Une libération entre soulagement et soupçons
Arrêtés en mai 2022 pour « espionnage », Cécile Kohler et Jacques Paris ont passé 1 277 jours en détention avant d’être libérés début novembre 2025. Le communiqué d'E. Macron sur X précise qu'ils se trouvent désormais à l’ambassade de France à Téhéran, en attente de leur retour. Paris dénonce depuis le début une détention « arbitraire » utilisée comme levier politique.
Cette libération intervient peu après celle de Mahdieh Esfandiari, une ressortissante iranienne détenue en France depuis 2023 pour apologie du terrorisme, après avoir publiquement justifié les attaques du Hamas du 7 octobre 2023. Si les autorités françaises n'ont pas communiqué sur cet échange, la concomitance des deux événements nourrit les spéculations sur un arrangement discret entre Paris et Téhéran.
À l’Assemblée nationale, les réactions sont partagées. Le député socialiste Arthur Delaporte avertit : « La règle est claire : il n’y a pas de contrepartie. Cela pose des problèmes éthiques, car cela encourage d’éventuels preneurs d’otages étatiques. » Pour la députée macroniste Laure Miller, la priorité reste humaine : « Leur vie n’a pas de prix. Il faut toujours peser le pour et le contre, mais l’essentiel est qu’ils reviennent. » Le député RN Jean-Philippe Tanguy appelle, lui, à distinguer les situations : « S’il s’agit d’échanges diplomatiques, pourquoi pas ; si c’est verser des rançons, c’est autre chose. »
Evin, le symbole du contrôle sécuritaire iranien
Les deux Français ont été détenus dans la prison d’Evin, au nord de Téhéran, tristement célèbre pour la brutalité de ses conditions de détention. Construite dans les années 1970, elle abrite la section 209, contrôlée par le ministère du Renseignement (VEVAK). On y enferme opposants politiques, journalistes et étrangers accusés d’espionnage.

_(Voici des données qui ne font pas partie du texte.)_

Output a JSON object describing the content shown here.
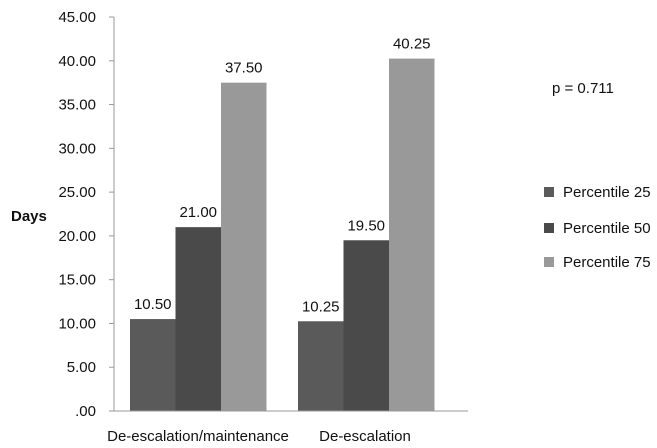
{
  "chart_data": {
    "type": "bar",
    "categories": [
      "De-escalation/maintenance",
      "De-escalation"
    ],
    "series": [
      {
        "name": "Percentile 25",
        "values": [
          10.5,
          10.25
        ],
        "color": "#5a5a5a"
      },
      {
        "name": "Percentile 50",
        "values": [
          21.0,
          19.5
        ],
        "color": "#4a4a4a"
      },
      {
        "name": "Percentile 75",
        "values": [
          37.5,
          40.25
        ],
        "color": "#999999"
      }
    ],
    "ylabel": "Days",
    "ylim": [
      0,
      45
    ],
    "yticks": [
      0,
      5,
      10,
      15,
      20,
      25,
      30,
      35,
      40,
      45
    ],
    "ytick_labels": [
      ".00",
      "5.00",
      "10.00",
      "15.00",
      "20.00",
      "25.00",
      "30.00",
      "35.00",
      "40.00",
      "45.00"
    ],
    "data_labels": [
      [
        "10.50",
        "10.25"
      ],
      [
        "21.00",
        "19.50"
      ],
      [
        "37.50",
        "40.25"
      ]
    ],
    "annotation": "p = 0.711",
    "legend_position": "right",
    "grid": false
  }
}
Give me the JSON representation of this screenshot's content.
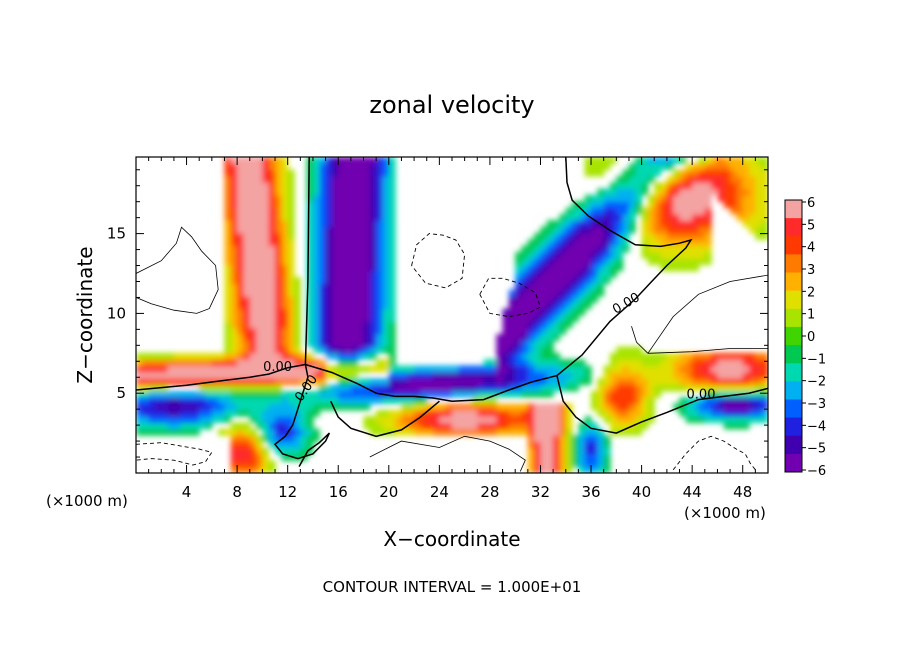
{
  "chart_data": {
    "type": "heatmap",
    "title": "zonal velocity",
    "xlabel": "X−coordinate",
    "ylabel": "Z−coordinate",
    "x_unit_left": "(×1000 m)",
    "x_unit_right": "(×1000 m)",
    "footer": "CONTOUR INTERVAL = 1.000E+01",
    "xlim": [
      0,
      50
    ],
    "ylim": [
      0,
      19.8
    ],
    "x_ticks": [
      4,
      8,
      12,
      16,
      20,
      24,
      28,
      32,
      36,
      40,
      44,
      48
    ],
    "x_tick_labels": [
      "4",
      "8",
      "12",
      "16",
      "20",
      "24",
      "28",
      "32",
      "36",
      "40",
      "44",
      "48"
    ],
    "y_ticks": [
      5,
      10,
      15
    ],
    "y_tick_labels": [
      "5",
      "10",
      "15"
    ],
    "colorbar": {
      "min": -6,
      "max": 6,
      "ticks": [
        6,
        5,
        4,
        3,
        2,
        1,
        0,
        -1,
        -2,
        -3,
        -4,
        -5,
        -6
      ],
      "tick_labels": [
        "6",
        "5",
        "4",
        "3",
        "2",
        "1",
        "0",
        "−1",
        "−2",
        "−3",
        "−4",
        "−5",
        "−6"
      ],
      "colors": [
        "#f4a3a3",
        "#ff2a2a",
        "#ff3a00",
        "#ff7a00",
        "#ffb000",
        "#e0e000",
        "#a8e400",
        "#40d400",
        "#00c850",
        "#00d8b0",
        "#00b0f0",
        "#0060ff",
        "#2020e0",
        "#4000b0",
        "#7000b0"
      ]
    },
    "contour_labels": [
      {
        "text": "0.00",
        "x": 11.2,
        "z": 6.6
      },
      {
        "text": "0.00",
        "x": 13.5,
        "z": 5.3
      },
      {
        "text": "0.00",
        "x": 38.8,
        "z": 10.6
      },
      {
        "text": "0.00",
        "x": 44.7,
        "z": 4.9
      }
    ],
    "zero_contour": [
      [
        [
          0,
          5.2
        ],
        [
          4,
          5.5
        ],
        [
          7,
          5.8
        ],
        [
          9,
          6.0
        ],
        [
          10.5,
          6.2
        ],
        [
          12,
          6.6
        ],
        [
          13.4,
          6.8
        ],
        [
          13.6,
          12
        ],
        [
          13.7,
          19.8
        ]
      ],
      [
        [
          13.4,
          6.8
        ],
        [
          13.6,
          6.0
        ],
        [
          13.2,
          5.0
        ],
        [
          12.8,
          4.0
        ],
        [
          12.4,
          3.0
        ],
        [
          11.8,
          2.3
        ],
        [
          11.0,
          1.8
        ],
        [
          11.6,
          1.2
        ],
        [
          12.8,
          0.9
        ],
        [
          14,
          1.2
        ],
        [
          15,
          2.0
        ],
        [
          15.3,
          2.5
        ],
        [
          14.5,
          1.9
        ],
        [
          13.6,
          1.4
        ],
        [
          12.9,
          0.4
        ]
      ],
      [
        [
          13.4,
          6.8
        ],
        [
          15.5,
          6.3
        ],
        [
          17.5,
          5.6
        ],
        [
          19,
          5.0
        ],
        [
          20.5,
          4.8
        ],
        [
          22,
          4.8
        ],
        [
          23.5,
          4.7
        ],
        [
          25,
          4.5
        ],
        [
          27.5,
          4.6
        ],
        [
          29.5,
          5.2
        ],
        [
          31.3,
          5.7
        ],
        [
          33.3,
          6.1
        ],
        [
          35.3,
          7.4
        ],
        [
          37.5,
          9.5
        ],
        [
          39.5,
          10.9
        ],
        [
          40.8,
          12.0
        ],
        [
          42,
          13.0
        ],
        [
          43.5,
          14.1
        ],
        [
          43.9,
          14.6
        ],
        [
          43,
          14.4
        ],
        [
          41.5,
          14.2
        ],
        [
          39.5,
          14.3
        ],
        [
          37.5,
          15.2
        ],
        [
          35.8,
          16.1
        ],
        [
          34.5,
          17.1
        ],
        [
          34.1,
          18.2
        ],
        [
          34.0,
          19.8
        ]
      ],
      [
        [
          33.3,
          6.1
        ],
        [
          33.8,
          4.5
        ],
        [
          34.8,
          3.5
        ],
        [
          36,
          2.8
        ],
        [
          38,
          2.5
        ],
        [
          40,
          3.2
        ],
        [
          42,
          3.8
        ],
        [
          44.5,
          4.6
        ],
        [
          46.5,
          4.8
        ],
        [
          48.5,
          5.0
        ],
        [
          50,
          5.3
        ]
      ],
      [
        [
          24,
          4.5
        ],
        [
          22.5,
          3.5
        ],
        [
          21,
          2.7
        ],
        [
          19,
          2.3
        ],
        [
          17,
          2.8
        ],
        [
          16,
          3.5
        ],
        [
          15.4,
          4.5
        ]
      ]
    ],
    "thin_contours": [
      [
        [
          0,
          12.5
        ],
        [
          2,
          13.3
        ],
        [
          3.2,
          14.4
        ],
        [
          3.6,
          15.4
        ],
        [
          4.4,
          14.8
        ],
        [
          5.2,
          13.9
        ],
        [
          6.3,
          13.0
        ],
        [
          6.5,
          11.5
        ],
        [
          5.8,
          10.3
        ],
        [
          4.8,
          10.0
        ],
        [
          3.0,
          10.2
        ],
        [
          1.2,
          10.6
        ],
        [
          0,
          11.0
        ]
      ],
      [
        [
          40.5,
          7.5
        ],
        [
          42.5,
          9.8
        ],
        [
          44.5,
          11.2
        ],
        [
          47,
          12.0
        ],
        [
          50,
          12.4
        ]
      ],
      [
        [
          40.5,
          7.5
        ],
        [
          44,
          7.6
        ],
        [
          47,
          7.8
        ],
        [
          50,
          7.8
        ]
      ],
      [
        [
          40.5,
          7.5
        ],
        [
          39.6,
          8.2
        ],
        [
          39.2,
          9.2
        ]
      ],
      [
        [
          18.5,
          1.0
        ],
        [
          21,
          2.0
        ],
        [
          24,
          1.6
        ],
        [
          26,
          2.3
        ],
        [
          28,
          2.0
        ],
        [
          29.5,
          1.5
        ],
        [
          30.8,
          0.8
        ],
        [
          30.4,
          0.1
        ]
      ]
    ],
    "dashed_contours": [
      [
        [
          21.8,
          13.0
        ],
        [
          22.2,
          14.3
        ],
        [
          23.2,
          15.0
        ],
        [
          24.3,
          14.9
        ],
        [
          25.3,
          14.6
        ],
        [
          26.0,
          13.7
        ],
        [
          25.8,
          12.2
        ],
        [
          24.5,
          11.6
        ],
        [
          22.9,
          11.9
        ],
        [
          21.8,
          13.0
        ]
      ],
      [
        [
          27.2,
          11.2
        ],
        [
          27.9,
          12.2
        ],
        [
          29.0,
          12.2
        ],
        [
          30.3,
          11.9
        ],
        [
          31.6,
          11.3
        ],
        [
          32.0,
          10.4
        ],
        [
          31.0,
          10.0
        ],
        [
          29.5,
          9.8
        ],
        [
          28.0,
          10.0
        ],
        [
          27.2,
          11.2
        ]
      ],
      [
        [
          0,
          1.8
        ],
        [
          2.0,
          1.9
        ],
        [
          3.5,
          1.7
        ],
        [
          5.0,
          1.5
        ],
        [
          6.0,
          1.3
        ],
        [
          5.5,
          0.7
        ],
        [
          4.5,
          0.5
        ],
        [
          3.0,
          0.8
        ],
        [
          1.2,
          0.9
        ],
        [
          0,
          0.8
        ]
      ],
      [
        [
          42.5,
          0.2
        ],
        [
          43.5,
          1.2
        ],
        [
          44.5,
          2.0
        ],
        [
          45.5,
          2.3
        ],
        [
          46.5,
          2.0
        ],
        [
          47.5,
          1.5
        ],
        [
          48.2,
          1.2
        ],
        [
          48.6,
          0.6
        ],
        [
          49.0,
          0.2
        ]
      ]
    ]
  }
}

Selon Amnesty International, Evin est le théâtre de tortures, d’isolements prolongés et d’aveux forcés. En 2022, un incendie y avait causé plusieurs morts, révélant la surpopulation et les mauvais traitements. Cécile Kohler et Jacques Paris y ont été maintenus plusieurs mois à l’isolement, sans contact régulier avec leurs avocats. Leur dossier a été suivi de près par la DGSE, qui a mené de discrètes négociations via les partenaires européens.
La diplomatie des otages, un outil de pouvoir
Cette affaire illustre la « diplomatie des otages » que Téhéran pratique depuis des années. L’Iran détient régulièrement des ressortissants étrangers pour en faire des leviers de négociation face aux sanctions économiques et aux pressions internationales. Cette stratégie lui permet d’obtenir des concessions politiques ou la libération de citoyens iraniens détenus à l’étranger.
Des cas similaires ont concerné des Suédois, des Allemands et la chercheuse franco-iranienne Fariba Adelkhah, libérée en 2023. En usant de ces détentions arbitraires, le régime iranien cherche à projeter une image de puissance et de résistance face à l’Occident.
La libération de Cécile Kohler et Jacques Paris marque donc un succès diplomatique fragile : un soulagement pour Paris, mais aussi la confirmation que Téhéran continue d’utiliser les otages comme instruments de négociation dans sa politique extérieure.